Каждая из трех книг, которые читала Симона, по-своему толковала те мотивы, какими, вероятно, руководствовался комендант де Флави, когда он отдал приказ запереть ворота и поднять мост. Вполне возможно, говорилось в одной из книг, он сделал это по деловым, тактическим соображениям, видя, что противник преследует его солдат по пятам и может ворваться в город. По версии, которой придерживалась вторая книга, комендант отдал свой приказ именно с целью погубить Деву, — по всей вероятности, он исполнял полученное указание: избавиться от Девы при первом удобном случае. В старинной зачитанной блекло-золотой книжке преданий и легенд говорилось просто: "Дева благодаря своей храбрости достигла моста. Но жестокий Гийом де Флави, завидовавший ее славе, приказал поднять мост".

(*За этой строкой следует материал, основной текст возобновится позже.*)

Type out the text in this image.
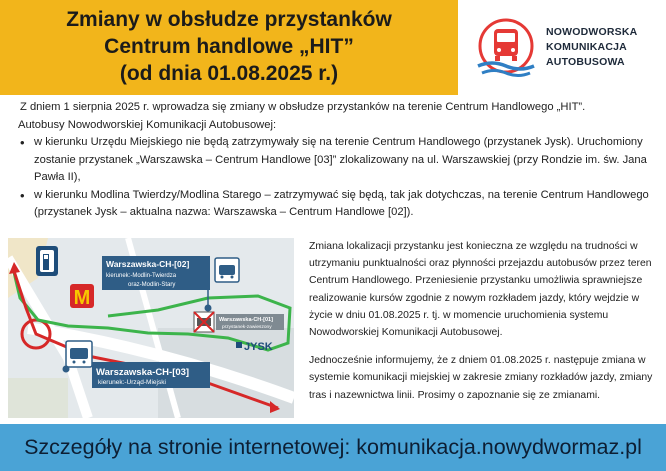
Zmiany w obsłudze przystanków
Centrum handlowe „HIT”
(od dnia 01.08.2025 r.)
NOWODWORSKA
KOMUNIKACJA
AUTOBUSOWA
Z dniem 1 sierpnia 2025 r. wprowadza się zmiany w obsłudze przystanków na terenie Centrum Handlowego „HIT”.
Autobusy Nowodworskiej Komunikacji Autobusowej:
• w kierunku Urzędu Miejskiego nie będą zatrzymywały się na terenie Centrum Handlowego (przystanek Jysk). Uruchomiony zostanie przystanek „Warszawska – Centrum Handlowe [03]” zlokalizowany na ul. Warszawskiej (przy Rondzie im. św. Jana Pawła II),
• w kierunku Modlina Twierdzy/Modlina Starego – zatrzymywać się będą, tak jak dotychczas, na terenie Centrum Handlowego (przystanek Jysk – aktualna nazwa: Warszawska – Centrum Handlowe [02]).
M
Warszawska-CH-[02]
kierunek:-Modlin-Twierdza
oraz-Modlin-Stary
Warszawska-CH-[01]
przystanek-zawieszony
JYSK
Warszawska-CH-[03]
kierunek:-Urząd-Miejski

Zmiana lokalizacji przystanku jest konieczna ze względu na trudności w utrzymaniu punktualności oraz płynności przejazdu autobusów przez teren Centrum Handlowego. Przeniesienie przystanku umożliwia sprawniejsze realizowanie kursów zgodnie z nowym rozkładem jazdy, który wejdzie w życie w dniu 01.08.2025 r. tj. w momencie uruchomienia systemu Nowodworskiej Komunikacji Autobusowej.

Jednocześnie informujemy, że z dniem 01.08.2025 r. następuje zmiana w systemie komunikacji miejskiej w zakresie zmiany rozkładów jazdy, zmiany tras i nazewnictwa linii. Prosimy o zapoznanie się ze zmianami.

Szczegóły na stronie internetowej: komunikacja.nowydwormaz.pl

Как бы там ни было, Жанна осталась вне городских стен, и с ней было не больше десятка ее солдат, англичане же и бургундцы наседали со всех сторон, пока наконец не окружили ее. Один схватил ее за мантию, другой стащил с лошади. Хотя надежды не было никакой, она, стоя на земле, продолжала сражаться, пока не была обезоружена и взята в плен.

3. ЗОВ СВОБОДЫ

Симона, в своем заношенном комбинезоне, в широкополой соломенной шляпе, вся перепачканная от работы в саду, стояла на камне у стены и все глядела и глядела на дорогу. В последние дни она делала это больше для успокоения совести, на всякий случай — она почти потеряла надежду, что кто-либо из ее друзей навестит ее.

Со стороны города, вдали, показалась движущаяся точка — кто-то приближался, по-видимому велосипедист. Едва теплившаяся надежда Симоны вспыхнула ярким светом. Горячо желала она, чтобы это был наконец-то кто-либо из дорогих ей людей. Велосипедист приближался. Симона еще ничего не могла различить, но ока уже твердо знала, что это друг, — ей так этого хотелось, что иначе и быть не могло.

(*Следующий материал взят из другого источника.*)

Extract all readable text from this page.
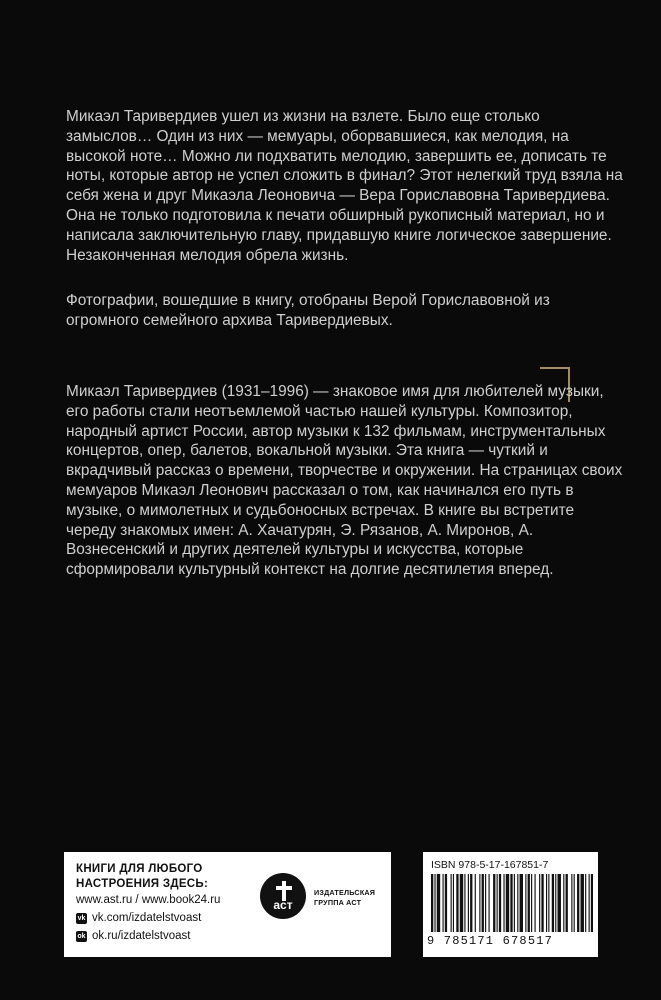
Микаэл Таривердиев ушел из жизни на взлете. Было еще столько замыслов… Один из них — мемуары, оборвавшиеся, как мелодия, на высокой ноте… Можно ли подхватить мелодию, завершить ее, дописать те ноты, которые автор не успел сложить в финал? Этот нелегкий труд взяла на себя жена и друг Микаэла Леоновича — Вера Гориславовна Таривердиева. Она не только подготовила к печати обширный рукописный материал, но и написала заключительную главу, придавшую книге логическое завершение. Незаконченная мелодия обрела жизнь.

Фотографии, вошедшие в книгу, отобраны Верой Гориславовной из огромного семейного архива Таривердиевых.

Микаэл Таривердиев (1931–1996) — знаковое имя для любителей музыки, его работы стали неотъемлемой частью нашей культуры. Композитор, народный артист России, автор музыки к 132 фильмам, инструментальных концертов, опер, балетов, вокальной музыки. Эта книга — чуткий и вкрадчивый рассказ о времени, творчестве и окружении. На страницах своих мемуаров Микаэл Леонович рассказал о том, как начинался его путь в музыке, о мимолетных и судьбоносных встречах. В книге вы встретите череду знакомых имен: А. Хачатурян, Э. Рязанов, А. Миронов, А. Вознесенский и других деятелей культуры и искусства, которые сформировали культурный контекст на долгие десятилетия вперед.

КНИГИ ДЛЯ ЛЮБОГО НАСТРОЕНИЯ ЗДЕСЬ:
www.ast.ru / www.book24.ru
vk vk.com/izdatelstvoast
ok ok.ru/izdatelstvoast
аст
ИЗДАТЕЛЬСКАЯ
ГРУППА АСТ
ISBN 978-5-17-167851-7
9 785171 678517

Велосипедист быстро приближается, дорога и время расступаются перед его стремительным движением, на нем кожаная куртка; неподалеку от стены он соскакивает с велосипеда, пересекает наискосок дорогу, он улыбается во весь рот, одной рукой придерживает велосипед, другой подбоченивается. Он говорит:

— Ну, вот и я.

Симона, едва не теряя сознания от радости и волнения, хочет ответить, но из горла вырывается только что-то хриплое, нечленораздельное. Она стоит на своем камне, высоко подняв руки, цепляясь за край каменной ограды. Ограда высокая, только лицо Симоны выглядывает из-за нее. Это очень выразительное лицо, по нему видно, как Симона взволнована.

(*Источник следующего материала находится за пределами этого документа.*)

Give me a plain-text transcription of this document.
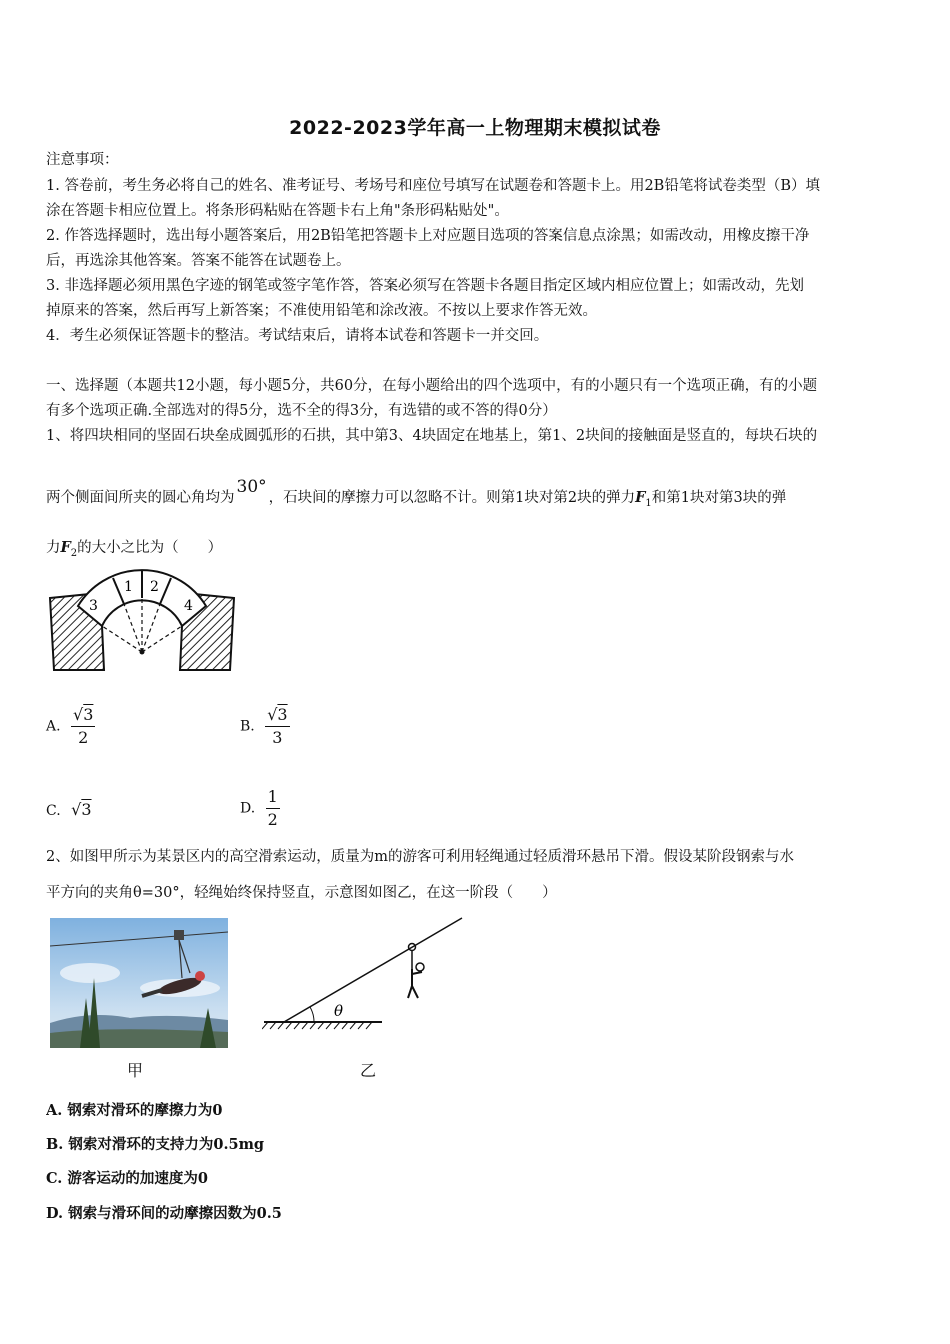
2022-2023学年高一上物理期末模拟试卷
注意事项：
1. 答卷前，考生务必将自己的姓名、准考证号、考场号和座位号填写在试题卷和答题卡上。用2B铅笔将试卷类型（B）填
涂在答题卡相应位置上。将条形码粘贴在答题卡右上角"条形码粘贴处"。
2. 作答选择题时，选出每小题答案后，用2B铅笔把答题卡上对应题目选项的答案信息点涂黑；如需改动，用橡皮擦干净
后，再选涂其他答案。答案不能答在试题卷上。
3. 非选择题必须用黑色字迹的钢笔或签字笔作答，答案必须写在答题卡各题目指定区域内相应位置上；如需改动，先划
掉原来的答案，然后再写上新答案；不准使用铅笔和涂改液。不按以上要求作答无效。
4．考生必须保证答题卡的整洁。考试结束后，请将本试卷和答题卡一并交回。
一、选择题（本题共12小题，每小题5分，共60分，在每小题给出的四个选项中，有的小题只有一个选项正确，有的小题
有多个选项正确.全部选对的得5分，选不全的得3分，有选错的或不答的得0分）
1、将四块相同的坚固石块垒成圆弧形的石拱，其中第3、4块固定在地基上，第1、2块间的接触面是竖直的，每块石块的
两个侧面间所夹的圆心角均为30°，石块间的摩擦力可以忽略不计。则第1块对第2块的弹力$F_1$和第1块对第3块的弹
力$F_2$的大小之比为（　　）
1 2
3	4
A. $\frac{√3}{2}$	B. $\frac{√3}{3}$
C. √3	D. $\frac{1}{2}$
2、如图甲所示为某景区内的高空滑索运动，质量为m的游客可利用轻绳通过轻质滑环悬吊下滑。假设某阶段钢索与水
平方向的夹角θ=30°，轻绳始终保持竖直，示意图如图乙，在这一阶段（　　）
甲
θ
乙
A. 钢索对滑环的摩擦力为0
B. 钢索对滑环的支持力为0.5mg
C. 游客运动的加速度为0
D. 钢索与滑环间的动摩擦因数为0.5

Он смотрит на Симону, задрав голову вверх. Потом говорит:

— Пожалуй, так неуютно, а? Не взобраться ли мне к тебе? А может, ты спустишься сюда? Очень страшно, если нас здесь застукают?

Она медлит с ответом. Конечно, страшно, но ей необходимо поговорить с ним, и времени у нее в обрез; их действительно могут застать здесь, а ей нужно о стольком расспросить его, даже не знаешь, с чего начать. И еще она непременно должна сказать, как она ему бесконечно благодарна и как рада, что он пришел, а отсюда, сверху, когда только голова ее едва-едва высовывается над оградой, действительно не поговоришь, да и долго так не простоишь, у нее уже и сейчас онемели руки.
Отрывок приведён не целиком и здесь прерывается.